# ATC-210 dimmer thermostat help please



## treebs9 (Aug 21, 2011)

I bought the ATC-210 a couple of days ago (Digital Dimming Thermostat ATC-210 - £43.99 : Forttex). Has anyone else got one of these? Although it is a dimmer it is making my bulb flicker. I got perfect temperatures yesterday all day, overnight was all off and temps fine. But this morning I cant get it up to temp and the bulb is still flickering.

Any suggestions?

Any recommendations of a different one to get that will work?

Thanks.


----------



## weeble (Sep 29, 2007)

To get higher temps move the sensor probe further away from the heat source.

My probe is in the middle of the tank as any closer to the basking spot the ambient temps aint high enough.
As for the bulb flickering...is it a dimable bulb?
I only ask as i bought a spot a while ago that buzzed and flickered if not on full.

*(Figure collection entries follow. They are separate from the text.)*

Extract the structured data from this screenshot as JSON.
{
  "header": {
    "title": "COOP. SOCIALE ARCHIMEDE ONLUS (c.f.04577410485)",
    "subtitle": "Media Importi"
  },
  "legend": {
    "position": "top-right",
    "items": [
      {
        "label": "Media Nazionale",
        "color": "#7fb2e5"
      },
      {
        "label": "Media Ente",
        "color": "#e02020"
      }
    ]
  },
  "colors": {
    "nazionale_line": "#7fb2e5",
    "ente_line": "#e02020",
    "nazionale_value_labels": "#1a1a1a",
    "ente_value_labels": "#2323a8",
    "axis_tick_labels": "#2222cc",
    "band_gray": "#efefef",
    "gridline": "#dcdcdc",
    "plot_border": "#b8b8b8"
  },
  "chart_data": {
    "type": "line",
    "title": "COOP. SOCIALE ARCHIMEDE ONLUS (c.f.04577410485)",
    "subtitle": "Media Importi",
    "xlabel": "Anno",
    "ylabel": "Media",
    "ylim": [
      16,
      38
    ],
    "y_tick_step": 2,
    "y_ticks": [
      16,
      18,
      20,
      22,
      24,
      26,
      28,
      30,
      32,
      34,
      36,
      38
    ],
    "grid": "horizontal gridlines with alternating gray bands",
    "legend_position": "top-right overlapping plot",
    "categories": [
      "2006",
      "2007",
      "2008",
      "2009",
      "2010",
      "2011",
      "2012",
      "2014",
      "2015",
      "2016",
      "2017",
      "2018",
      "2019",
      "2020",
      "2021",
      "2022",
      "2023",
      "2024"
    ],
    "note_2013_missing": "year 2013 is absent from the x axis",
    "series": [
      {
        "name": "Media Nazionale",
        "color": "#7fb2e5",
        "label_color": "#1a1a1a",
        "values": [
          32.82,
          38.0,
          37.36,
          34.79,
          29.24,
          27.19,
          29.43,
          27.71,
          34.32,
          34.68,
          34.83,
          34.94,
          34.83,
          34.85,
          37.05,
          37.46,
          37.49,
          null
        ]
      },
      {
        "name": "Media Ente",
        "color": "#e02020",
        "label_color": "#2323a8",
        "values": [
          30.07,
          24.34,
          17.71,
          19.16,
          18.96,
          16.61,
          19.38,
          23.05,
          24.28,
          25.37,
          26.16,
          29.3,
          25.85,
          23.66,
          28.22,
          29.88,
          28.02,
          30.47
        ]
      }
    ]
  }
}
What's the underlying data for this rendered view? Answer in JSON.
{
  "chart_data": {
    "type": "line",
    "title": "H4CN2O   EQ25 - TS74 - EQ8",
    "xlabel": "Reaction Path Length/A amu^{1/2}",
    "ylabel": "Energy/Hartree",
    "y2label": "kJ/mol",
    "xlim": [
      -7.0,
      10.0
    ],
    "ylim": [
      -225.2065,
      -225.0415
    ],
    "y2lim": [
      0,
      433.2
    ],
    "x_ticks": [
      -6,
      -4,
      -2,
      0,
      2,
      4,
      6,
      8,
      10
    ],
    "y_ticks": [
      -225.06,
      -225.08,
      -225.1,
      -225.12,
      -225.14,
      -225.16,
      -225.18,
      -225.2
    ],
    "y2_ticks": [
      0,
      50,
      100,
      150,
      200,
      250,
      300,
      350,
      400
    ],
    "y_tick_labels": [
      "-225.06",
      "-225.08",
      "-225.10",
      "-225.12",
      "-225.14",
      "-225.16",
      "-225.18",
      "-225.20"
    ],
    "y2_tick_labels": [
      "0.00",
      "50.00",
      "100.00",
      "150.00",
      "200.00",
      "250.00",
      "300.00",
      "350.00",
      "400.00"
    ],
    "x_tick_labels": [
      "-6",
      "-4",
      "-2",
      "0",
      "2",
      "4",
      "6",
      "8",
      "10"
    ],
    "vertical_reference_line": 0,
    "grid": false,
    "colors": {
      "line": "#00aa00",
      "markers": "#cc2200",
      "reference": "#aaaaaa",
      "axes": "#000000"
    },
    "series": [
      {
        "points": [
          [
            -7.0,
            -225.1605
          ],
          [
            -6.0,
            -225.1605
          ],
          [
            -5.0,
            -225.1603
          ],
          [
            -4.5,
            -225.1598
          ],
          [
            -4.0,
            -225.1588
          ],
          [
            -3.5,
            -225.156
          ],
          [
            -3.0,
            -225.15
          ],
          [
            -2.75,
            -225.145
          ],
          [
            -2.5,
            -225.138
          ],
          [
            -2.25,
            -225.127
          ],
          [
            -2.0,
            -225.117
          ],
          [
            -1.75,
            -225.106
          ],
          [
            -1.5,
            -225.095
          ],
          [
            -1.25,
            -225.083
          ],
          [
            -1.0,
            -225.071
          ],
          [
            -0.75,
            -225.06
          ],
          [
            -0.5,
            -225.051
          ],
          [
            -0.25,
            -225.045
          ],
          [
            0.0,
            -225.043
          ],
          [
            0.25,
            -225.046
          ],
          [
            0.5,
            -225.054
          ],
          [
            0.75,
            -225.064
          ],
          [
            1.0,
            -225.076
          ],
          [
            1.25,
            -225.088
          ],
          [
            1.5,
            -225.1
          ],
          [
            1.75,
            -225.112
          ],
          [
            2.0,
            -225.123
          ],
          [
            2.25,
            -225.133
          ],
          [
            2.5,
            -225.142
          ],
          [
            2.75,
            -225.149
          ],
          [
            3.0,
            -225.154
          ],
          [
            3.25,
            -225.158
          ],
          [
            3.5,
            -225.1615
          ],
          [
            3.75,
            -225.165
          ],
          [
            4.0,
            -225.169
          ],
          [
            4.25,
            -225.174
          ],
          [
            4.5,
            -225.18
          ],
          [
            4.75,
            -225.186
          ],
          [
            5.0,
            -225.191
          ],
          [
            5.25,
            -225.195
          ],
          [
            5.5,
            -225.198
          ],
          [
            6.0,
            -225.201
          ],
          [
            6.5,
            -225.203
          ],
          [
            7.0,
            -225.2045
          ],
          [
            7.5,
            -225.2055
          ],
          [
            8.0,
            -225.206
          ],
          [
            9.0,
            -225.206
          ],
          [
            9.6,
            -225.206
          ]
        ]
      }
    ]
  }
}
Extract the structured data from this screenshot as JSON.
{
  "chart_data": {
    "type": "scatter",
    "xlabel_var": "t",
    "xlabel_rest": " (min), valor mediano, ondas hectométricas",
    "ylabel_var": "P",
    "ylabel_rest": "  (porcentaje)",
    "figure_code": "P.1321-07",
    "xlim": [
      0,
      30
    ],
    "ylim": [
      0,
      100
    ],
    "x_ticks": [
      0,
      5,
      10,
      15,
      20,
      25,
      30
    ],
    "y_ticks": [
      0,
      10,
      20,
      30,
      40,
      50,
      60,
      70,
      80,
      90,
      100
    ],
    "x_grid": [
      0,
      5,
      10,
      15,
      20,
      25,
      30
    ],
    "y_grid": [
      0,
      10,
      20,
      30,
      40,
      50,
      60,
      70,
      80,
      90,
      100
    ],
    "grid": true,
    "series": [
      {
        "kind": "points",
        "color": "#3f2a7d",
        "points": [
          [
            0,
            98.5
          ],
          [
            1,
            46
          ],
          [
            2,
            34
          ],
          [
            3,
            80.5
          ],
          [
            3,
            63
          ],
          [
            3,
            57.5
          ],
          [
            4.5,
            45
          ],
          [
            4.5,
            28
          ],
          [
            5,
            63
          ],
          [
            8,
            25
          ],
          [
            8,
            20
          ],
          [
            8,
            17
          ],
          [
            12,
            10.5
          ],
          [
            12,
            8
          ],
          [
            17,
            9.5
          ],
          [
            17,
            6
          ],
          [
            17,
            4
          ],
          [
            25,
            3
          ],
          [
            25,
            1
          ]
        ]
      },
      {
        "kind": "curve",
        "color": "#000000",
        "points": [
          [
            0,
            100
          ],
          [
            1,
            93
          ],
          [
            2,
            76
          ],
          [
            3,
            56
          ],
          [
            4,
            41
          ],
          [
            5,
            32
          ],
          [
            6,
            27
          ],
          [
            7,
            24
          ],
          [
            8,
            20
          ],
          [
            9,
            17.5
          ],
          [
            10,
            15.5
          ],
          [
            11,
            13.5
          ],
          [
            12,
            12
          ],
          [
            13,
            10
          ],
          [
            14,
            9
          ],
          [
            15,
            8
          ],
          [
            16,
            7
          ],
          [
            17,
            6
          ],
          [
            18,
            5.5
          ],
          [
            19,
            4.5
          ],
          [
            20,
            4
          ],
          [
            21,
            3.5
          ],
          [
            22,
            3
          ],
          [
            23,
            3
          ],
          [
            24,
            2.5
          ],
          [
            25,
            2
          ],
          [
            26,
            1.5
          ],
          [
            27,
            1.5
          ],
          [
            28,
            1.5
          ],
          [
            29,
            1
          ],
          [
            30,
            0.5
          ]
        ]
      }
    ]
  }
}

Also if using a 80w bulb, try a 60w to stop it dimming etc....it takes time to get everything spot on.


----------



## treebs9 (Aug 21, 2011)

The probe is the same place it was yesterday... Ill move it though and see if it helps.

The bulb is a pro rep 100w basking spot lamp and they actually say on the pack they recomment use of a dimming thermostat with it :s

I will buy a 60w bulb I think... can you recommend any?

I didnt want to make the viv more complicated than I need to but if 60w is not hot enough to heat everything, I have a ceramic bulb I could connect to the thermostat instead of the basking buld, then have the basking one just hooked to a timer.

Thanks


----------



## Big_Rich (Aug 11, 2011)

I had a similar problem with the bulb flickering the other day....a few hours later the bulb blew.

So I changed it and its been fine since.


----------



## treebs9 (Aug 21, 2011)

Hmmm interesting... I will try a different bulb.

Does your thermostat heat LED flicker?


----------



## Big_Rich (Aug 11, 2011)

No, mine may be a different brand to yours though.

It does dim with the light but thats it.


----------



## xmadxmoex (Jun 22, 2011)

I shouldnt think the light would flicker on the stat.. could be faulty stat


----------



## zakswfc (Nov 6, 2011)

Hi guys, with a change of job its making turning heat/lights on off a nightmare at the moment so I am looking for a way in which I have to basically do nothing and fouund this. So can you tell me how your getting on with this act 210 and if I can connect a basking lamp to be set at a temperature at day and at night and also have a uv light plugged in and have that to turn on and off with a timers. Like I said will this machine do that for me. This way all I have to do is feed and handle my dragon(beardie)
Thanks a lot
Zak


----------